Ci sono etichette discografiche che hanno letteralmente creato generi musicali, o per lo meno contribuito non poco alla loro diffusione e sedimentazione. La Sire per la new wave a fine anni ’70, per esempio, o ancora 4AD e Project per quello che la new wave doveva diventare negli anni ’80, tra dark, art-pop e shoegaze, e la Thrill Jockey per il post-rock dagli Slint ai Tortoise e oltre. Poi ci sono etichette che si fossilizzano su un genere e con quello invecchiano, e altre che i generi li lasciano crescere, evolvere e trasfigurare. L’etichetta indipendente di Chicago kranky ha ripreso la strada della concittadina Thrill Jockey, aggiornando quel post-rock con le logiche ambient e con l’aura più dark del catalogo 4AD e soprattutto del catalogo Project. In casa kranky, in un certo senso i Low erano una continuazione in chiave dilatata del post-rock Thrill Jockey, come Labradford, Bowery Electric, Jessica Bailiff e Belong hanno poi rappresentato un’evoluzione di quel percorso in chiave dark e ambient, e ora MJ Guider è forse la più naturale evoluzione di quell’approccio al songwriting.

Per come la vedo io, le caratteristiche per un grande disco sono due: la prima è MAI, assolutamente MAI cercare di compiacere un pubblico vasto, e nemmeno un pubblico piccolo in realtà.  Farlo è l’equivalente delle televendite. La seconda è: confondi le idee, mescola più generi che puoi e violentane le regole, rendili irriconoscibili. È quello che fa Mj Guider, ossia Melissa Guion, giovane musicista elettronica di base a  New Orleans, Louisiana, terra del blues più torbido e mistico. Mj Guider fa entrambe le cose che si devono fare per avere un gran disco e le fa benissimo: non cerca consensi facili e mescola generi fino a confondere le idee.

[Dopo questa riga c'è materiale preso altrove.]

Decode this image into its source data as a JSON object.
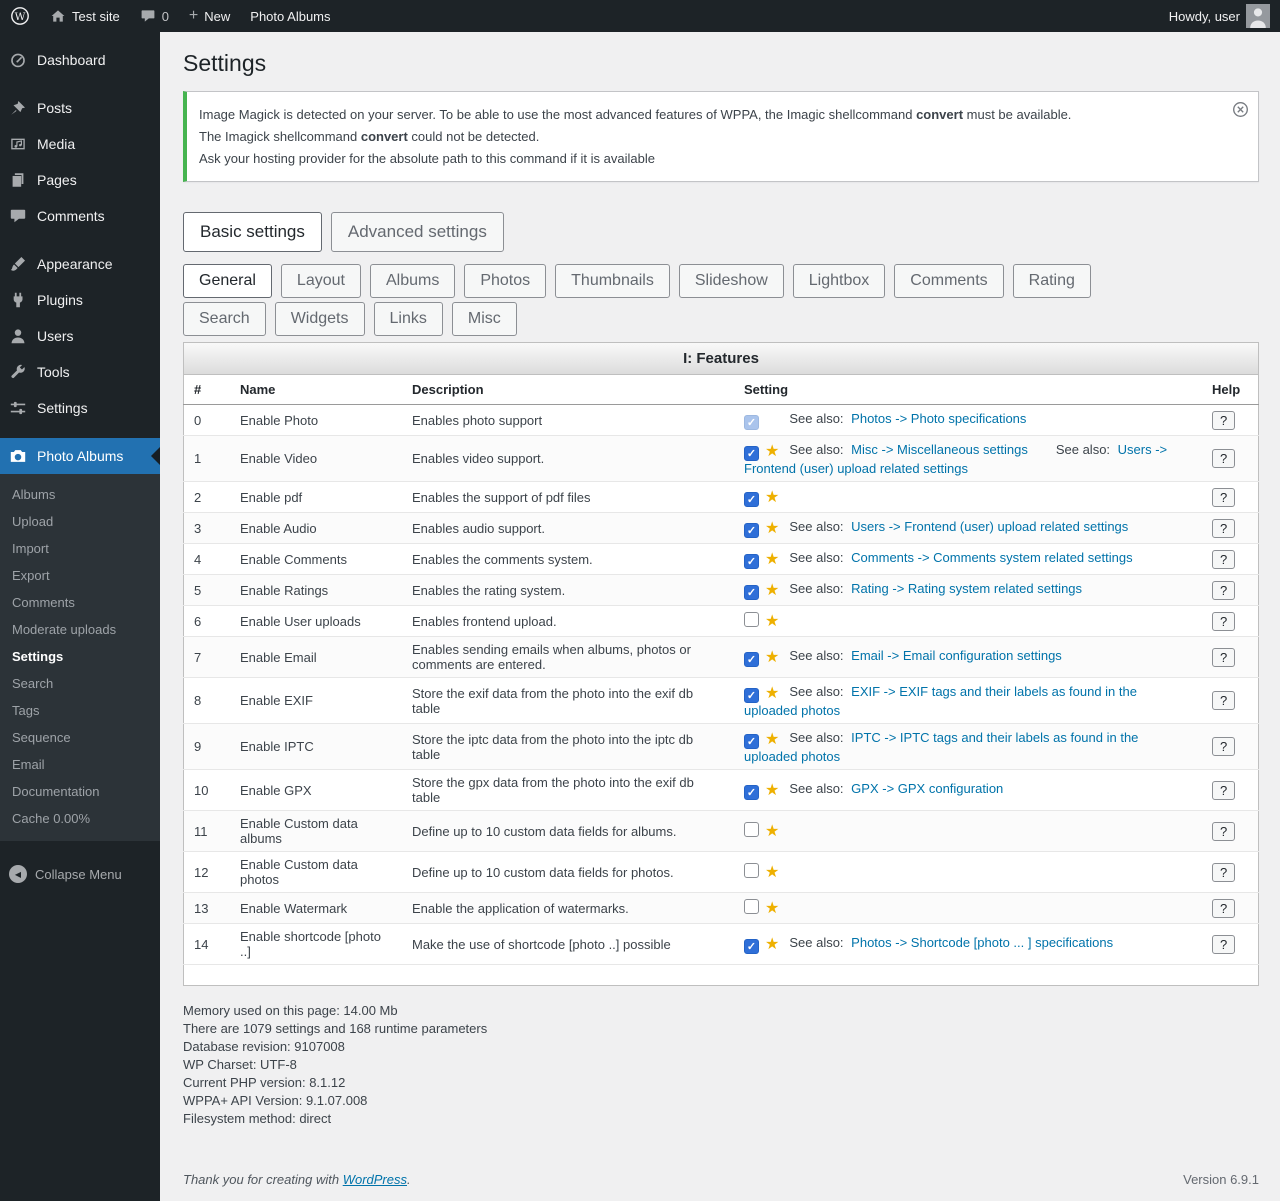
{
  "icons": {
    "check": "✓",
    "star": "★",
    "collapse_arrow": "◀"
  },
  "admin_bar": {
    "site_name": "Test site",
    "comments_count": "0",
    "new_label": "New",
    "photo_albums": "Photo Albums",
    "howdy": "Howdy, user"
  },
  "sidebar": {
    "items": [
      {
        "label": "Dashboard",
        "icon": "gauge-icon",
        "gap_after": true
      },
      {
        "label": "Posts",
        "icon": "pin-icon"
      },
      {
        "label": "Media",
        "icon": "media-icon"
      },
      {
        "label": "Pages",
        "icon": "pages-icon"
      },
      {
        "label": "Comments",
        "icon": "comments-icon",
        "gap_after": true
      },
      {
        "label": "Appearance",
        "icon": "brush-icon"
      },
      {
        "label": "Plugins",
        "icon": "plug-icon"
      },
      {
        "label": "Users",
        "icon": "user-icon"
      },
      {
        "label": "Tools",
        "icon": "tools-icon"
      },
      {
        "label": "Settings",
        "icon": "sliders-icon",
        "gap_after": true
      }
    ],
    "current_item": {
      "label": "Photo Albums",
      "icon": "camera-icon"
    },
    "submenu": [
      {
        "label": "Albums"
      },
      {
        "label": "Upload"
      },
      {
        "label": "Import"
      },
      {
        "label": "Export"
      },
      {
        "label": "Comments"
      },
      {
        "label": "Moderate uploads"
      },
      {
        "label": "Settings",
        "current": true
      },
      {
        "label": "Search"
      },
      {
        "label": "Tags"
      },
      {
        "label": "Sequence"
      },
      {
        "label": "Email"
      },
      {
        "label": "Documentation"
      },
      {
        "label": "Cache 0.00%"
      }
    ],
    "collapse_label": "Collapse Menu"
  },
  "page": {
    "title": "Settings",
    "notice_lines": [
      {
        "pre": "Image Magick is detected on your server. To be able to use the most advanced features of WPPA, the Imagic shellcommand ",
        "bold": "convert",
        "post": " must be available."
      },
      {
        "pre": "The Imagick shellcommand ",
        "bold": "convert",
        "post": " could not be detected."
      },
      {
        "pre": "Ask your hosting provider for the absolute path to this command if it is available",
        "bold": "",
        "post": ""
      }
    ],
    "primary_tabs": [
      {
        "label": "Basic settings",
        "active": true
      },
      {
        "label": "Advanced settings",
        "active": false
      }
    ],
    "section_tabs": [
      {
        "label": "General",
        "active": true
      },
      {
        "label": "Layout"
      },
      {
        "label": "Albums"
      },
      {
        "label": "Photos"
      },
      {
        "label": "Thumbnails"
      },
      {
        "label": "Slideshow"
      },
      {
        "label": "Lightbox"
      },
      {
        "label": "Comments"
      },
      {
        "label": "Rating"
      },
      {
        "label": "Search"
      },
      {
        "label": "Widgets"
      },
      {
        "label": "Links"
      },
      {
        "label": "Misc"
      }
    ],
    "table": {
      "title": "I: Features",
      "columns": [
        "#",
        "Name",
        "Description",
        "Setting",
        "Help"
      ],
      "help_label": "?",
      "rows": [
        {
          "num": "0",
          "name": "Enable Photo",
          "desc": "Enables photo support",
          "checked": true,
          "disabled": true,
          "star": false,
          "see_also": [
            {
              "label": "See also:",
              "link": "Photos -> Photo specifications"
            }
          ]
        },
        {
          "num": "1",
          "name": "Enable Video",
          "desc": "Enables video support.",
          "checked": true,
          "disabled": false,
          "star": true,
          "see_also": [
            {
              "label": "See also:",
              "link": "Misc -> Miscellaneous settings"
            },
            {
              "label": "See also:",
              "link": "Users -> Frontend (user) upload related settings"
            }
          ]
        },
        {
          "num": "2",
          "name": "Enable pdf",
          "desc": "Enables the support of pdf files",
          "checked": true,
          "disabled": false,
          "star": true,
          "see_also": []
        },
        {
          "num": "3",
          "name": "Enable Audio",
          "desc": "Enables audio support.",
          "checked": true,
          "disabled": false,
          "star": true,
          "see_also": [
            {
              "label": "See also:",
              "link": "Users -> Frontend (user) upload related settings"
            }
          ]
        },
        {
          "num": "4",
          "name": "Enable Comments",
          "desc": "Enables the comments system.",
          "checked": true,
          "disabled": false,
          "star": true,
          "see_also": [
            {
              "label": "See also:",
              "link": "Comments -> Comments system related settings"
            }
          ]
        },
        {
          "num": "5",
          "name": "Enable Ratings",
          "desc": "Enables the rating system.",
          "checked": true,
          "disabled": false,
          "star": true,
          "see_also": [
            {
              "label": "See also:",
              "link": "Rating -> Rating system related settings"
            }
          ]
        },
        {
          "num": "6",
          "name": "Enable User uploads",
          "desc": "Enables frontend upload.",
          "checked": false,
          "disabled": false,
          "star": true,
          "see_also": []
        },
        {
          "num": "7",
          "name": "Enable Email",
          "desc": "Enables sending emails when albums, photos or comments are entered.",
          "checked": true,
          "disabled": false,
          "star": true,
          "see_also": [
            {
              "label": "See also:",
              "link": "Email -> Email configuration settings"
            }
          ]
        },
        {
          "num": "8",
          "name": "Enable EXIF",
          "desc": "Store the exif data from the photo into the exif db table",
          "checked": true,
          "disabled": false,
          "star": true,
          "see_also": [
            {
              "label": "See also:",
              "link": "EXIF -> EXIF tags and their labels as found in the uploaded photos"
            }
          ]
        },
        {
          "num": "9",
          "name": "Enable IPTC",
          "desc": "Store the iptc data from the photo into the iptc db table",
          "checked": true,
          "disabled": false,
          "star": true,
          "see_also": [
            {
              "label": "See also:",
              "link": "IPTC -> IPTC tags and their labels as found in the uploaded photos"
            }
          ]
        },
        {
          "num": "10",
          "name": "Enable GPX",
          "desc": "Store the gpx data from the photo into the exif db table",
          "checked": true,
          "disabled": false,
          "star": true,
          "see_also": [
            {
              "label": "See also:",
              "link": "GPX -> GPX configuration"
            }
          ]
        },
        {
          "num": "11",
          "name": "Enable Custom data albums",
          "desc": "Define up to 10 custom data fields for albums.",
          "checked": false,
          "disabled": false,
          "star": true,
          "see_also": []
        },
        {
          "num": "12",
          "name": "Enable Custom data photos",
          "desc": "Define up to 10 custom data fields for photos.",
          "checked": false,
          "disabled": false,
          "star": true,
          "see_also": []
        },
        {
          "num": "13",
          "name": "Enable Watermark",
          "desc": "Enable the application of watermarks.",
          "checked": false,
          "disabled": false,
          "star": true,
          "see_also": []
        },
        {
          "num": "14",
          "name": "Enable shortcode [photo ..]",
          "desc": "Make the use of shortcode [photo ..] possible",
          "checked": true,
          "disabled": false,
          "star": true,
          "see_also": [
            {
              "label": "See also:",
              "link": "Photos -> Shortcode [photo ... ] specifications"
            }
          ]
        }
      ]
    },
    "stats_lines": [
      "Memory used on this page: 14.00 Mb",
      "There are 1079 settings and 168 runtime parameters",
      "Database revision: 9107008",
      "WP Charset: UTF-8",
      "Current PHP version: 8.1.12",
      "WPPA+ API Version: 9.1.07.008",
      "Filesystem method: direct"
    ],
    "footer": {
      "thanks_pre": "Thank you for creating with ",
      "thanks_link": "WordPress",
      "thanks_post": ".",
      "version": "Version 6.9.1"
    }
  }
}
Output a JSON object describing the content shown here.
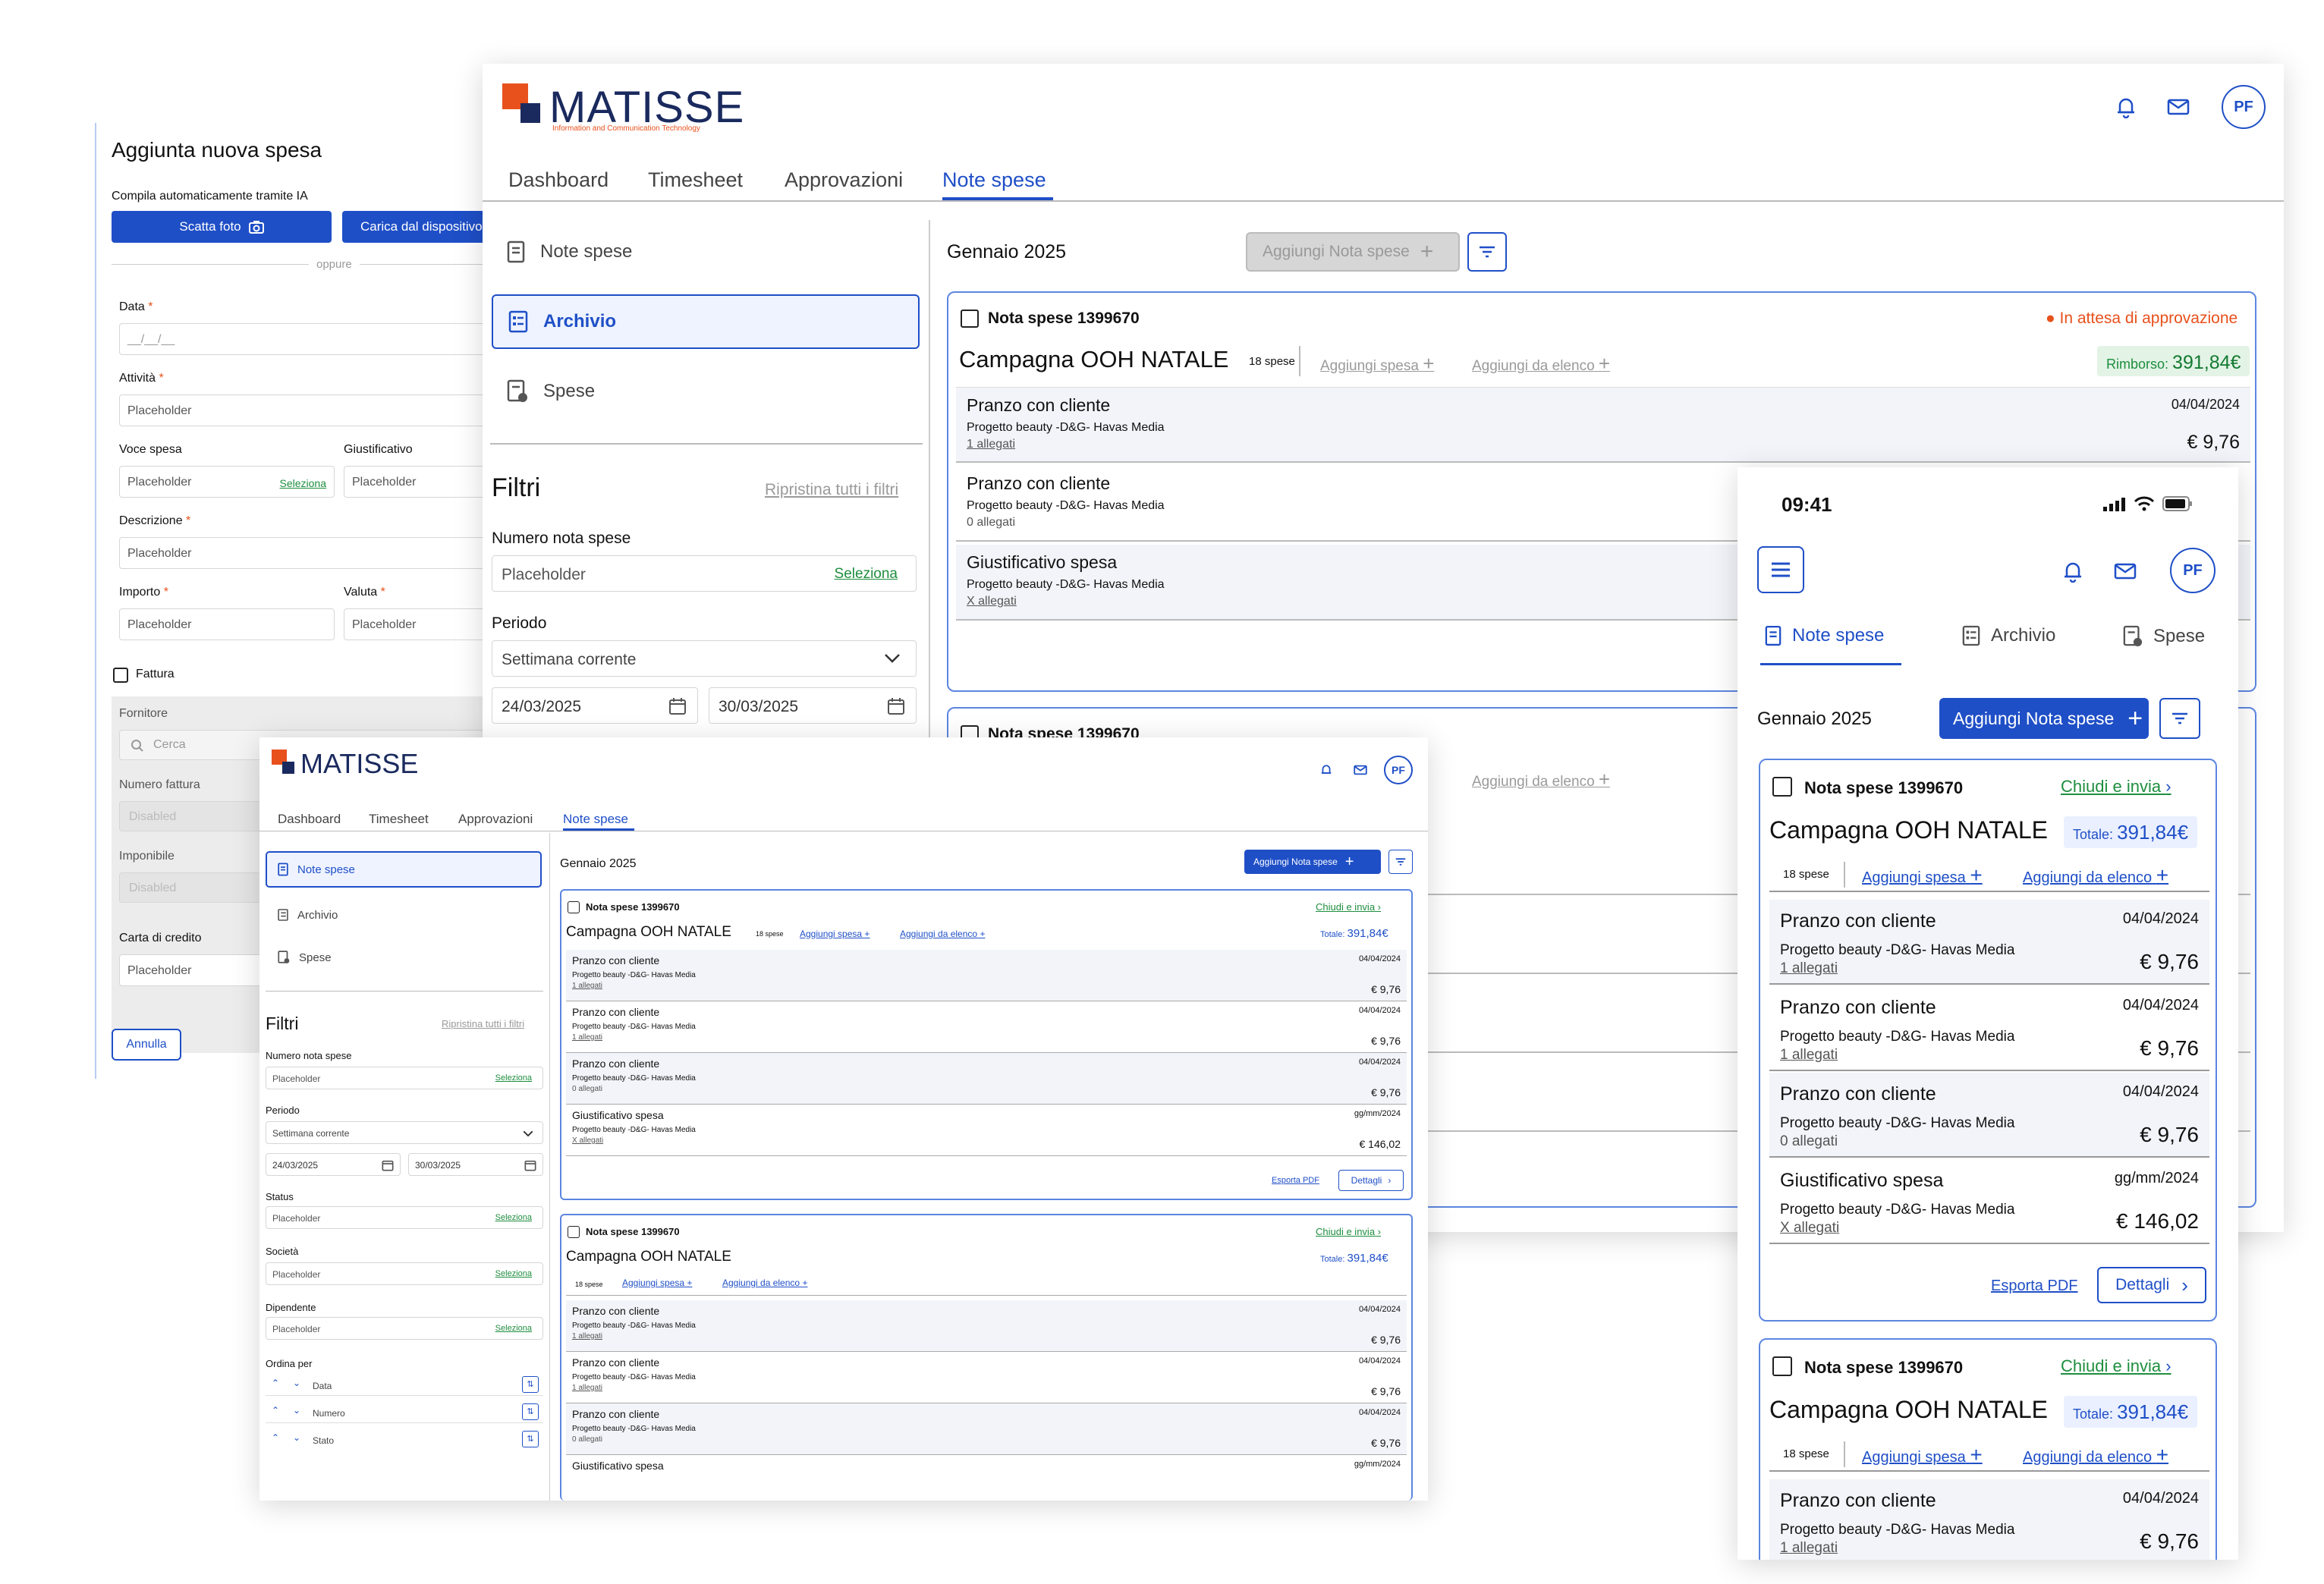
{
  "brand": {
    "name": "MATISSE",
    "tagline": "Information and Communication Technology",
    "colors": {
      "accent": "#1f4fc7",
      "orange": "#e8501c",
      "green": "#1e8e3e",
      "navy": "#1a2a5e"
    }
  },
  "user": {
    "initials": "PF"
  },
  "nav": {
    "tabs": [
      "Dashboard",
      "Timesheet",
      "Approvazioni",
      "Note spese"
    ],
    "active": "Note spese"
  },
  "sidebar": {
    "items": [
      "Note spese",
      "Archivio",
      "Spese"
    ]
  },
  "filters": {
    "title": "Filtri",
    "reset": "Ripristina tutti i filtri",
    "numero_label": "Numero nota spese",
    "placeholder": "Placeholder",
    "select": "Seleziona",
    "periodo_label": "Periodo",
    "periodo_value": "Settimana corrente",
    "date_from": "24/03/2025",
    "date_to": "30/03/2025",
    "status_label": "Status",
    "societa_label": "Società",
    "dipendente_label": "Dipendente",
    "ordina_label": "Ordina per",
    "order_fields": [
      "Data",
      "Numero",
      "Stato"
    ]
  },
  "main": {
    "month": "Gennaio 2025",
    "add_button": "Aggiungi Nota spese"
  },
  "note": {
    "number": "Nota spese 1399670",
    "title": "Campagna OOH NATALE",
    "count": "18 spese",
    "add_expense": "Aggiungi spesa",
    "add_from_list": "Aggiungi da elenco",
    "status": "In attesa di approvazione",
    "refund_label": "Rimborso:",
    "refund_value": "391,84€",
    "close_send": "Chiudi e invia",
    "total_label": "Totale:",
    "total_value": "391,84€",
    "export": "Esporta PDF",
    "details": "Dettagli"
  },
  "expenses": [
    {
      "title": "Pranzo con cliente",
      "project": "Progetto beauty -D&G- Havas Media",
      "attachments": "1 allegati",
      "date": "04/04/2024",
      "amount": "€ 9,76"
    },
    {
      "title": "Pranzo con cliente",
      "project": "Progetto beauty -D&G- Havas Media",
      "attachments": "1 allegati",
      "date": "04/04/2024",
      "amount": "€ 9,76"
    },
    {
      "title": "Pranzo con cliente",
      "project": "Progetto beauty -D&G- Havas Media",
      "attachments": "0 allegati",
      "date": "04/04/2024",
      "amount": "€ 9,76"
    },
    {
      "title": "Giustificativo spesa",
      "project": "Progetto beauty -D&G- Havas Media",
      "attachments": "X allegati",
      "date": "gg/mm/2024",
      "amount": "€ 146,02"
    }
  ],
  "back_expenses": [
    {
      "title": "Pranzo con cliente",
      "project": "Progetto beauty -D&G- Havas Media",
      "attachments": "1 allegati",
      "date": "04/04/2024",
      "amount": "€ 9,76"
    },
    {
      "title": "Pranzo con cliente",
      "project": "Progetto beauty -D&G- Havas Media",
      "attachments": "0 allegati"
    },
    {
      "title": "Giustificativo spesa",
      "project": "Progetto beauty -D&G- Havas Media",
      "attachments": "X allegati"
    }
  ],
  "form": {
    "title": "Aggiunta nuova spesa",
    "ai_label": "Compila automaticamente tramite IA",
    "photo_btn": "Scatta foto",
    "upload_btn": "Carica dal dispositivo",
    "or": "oppure",
    "data_label": "Data",
    "date_placeholder": "__/__/__",
    "attivita_label": "Attività",
    "voce_label": "Voce spesa",
    "giustificativo_label": "Giustificativo",
    "descrizione_label": "Descrizione",
    "importo_label": "Importo",
    "valuta_label": "Valuta",
    "fattura_label": "Fattura",
    "fornitore_label": "Fornitore",
    "search_placeholder": "Cerca",
    "numero_fattura_label": "Numero fattura",
    "disabled": "Disabled",
    "imponibile_label": "Imponibile",
    "carta_label": "Carta di credito",
    "cancel": "Annulla"
  },
  "phone": {
    "time": "09:41"
  }
}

Sour Cherry Bell è un disco oscuro, ritroso, torbido, quasi impenetrabile per quanto è denso e limaccioso, eppure ti avvolge e ti travolge, fino quasi a ammutolirti e estasiarti. È come se entrassi in una stanza con pareti, soffitto e pavimento dipinti di nero, con un’unica finestra da cui filtra un po’ di luce ma smorzata da spesse tende, anch’esse nere. All’inizio ti manca il fiato, hai un attacco di claustrofobia anche se non ne hai mai sofferto. Poi lentamente i tuoi occhi iniziano a abituarsi all’oscurità, e vedi che quel posto è stranamente accogliente. A ben vedere è quello che accade ogni volta che si è davanti a qualcosa di inaspettato e diverso: prima hai paura dell’inaudito, poi vedi che quel cambiamento è un progresso. Il primo pezzo, non a caso intitolato “Lowlight” ha ancora qualche sprazzo di luce da offrire, è un pezzo atmosferico che potrebbe essere uscito da uno dei primi dischi dei Cocteau Twins, ma poco meno di tre minuti e già “The Steelyard” ti aggredisce con clangori industrial su un tappeto dark degno dei Lycia o Black Tape for a Blue Girl.  Inizia un muro di suono, sospeso tra shoegaze, drone, dream-dark (cioè dreampop fatto col dark) e noise-goth (noise col goth al posto del rock) che allo stesso tempo ti confonde e cattura la tua attenzione, ti respinge ma ti fa venire voglia di restare a sentire cosa accadrà. In poche parole: ti attira respingendoti, come delle perverse sirene gotiche.

Come detto, torna in mente un po’ tutto il catalogo 4AD degli anni ’80, ma filtrato con l’elettronica di ultima generazione. “Body Optics,” la traccia più lunga del disco, è costruita su  scarne note di synth che fanno su e giù su una linea di basso ossessiva avvolta in una fitta coltre di droni, con quella voce che salmodia stanca e sembra provenire da un chissà dove lontano lontano. ‘Quiet Time’ inizia con un organo da colonna sonora di film horror, potrebbe ricordare l’intro di “Beat It” di Michael Jackson se fossimo in un altro mondo, e quel secondo di silenzio (00:17) dove tutto sembra morire per poi resuscitare subito dopo, ti spaventa e ti rassicura allo stesso tempo, prima di catapultarti in  una versione più gotica e rumorosa di Pornography dei Cure. Pochi minuti di sollievo, con l’accoppiata “Perfect Interference” e “Sourbell” che si librano in un crooning in zona Bat for Lashes, sono solo il preludio per lo splendido finale di “Petrechoria,” una closing-track perfetta per un disco del genere, un pezzo ambient dai toni decisamente dark che lentamente si schiariscono, fino a lasciar spazio a una voce che per certi versi riassume tutti gli umori e i suoni che ti hanno portato fin lì. Lì dove hai voglia di rifare il viaggio daccapo.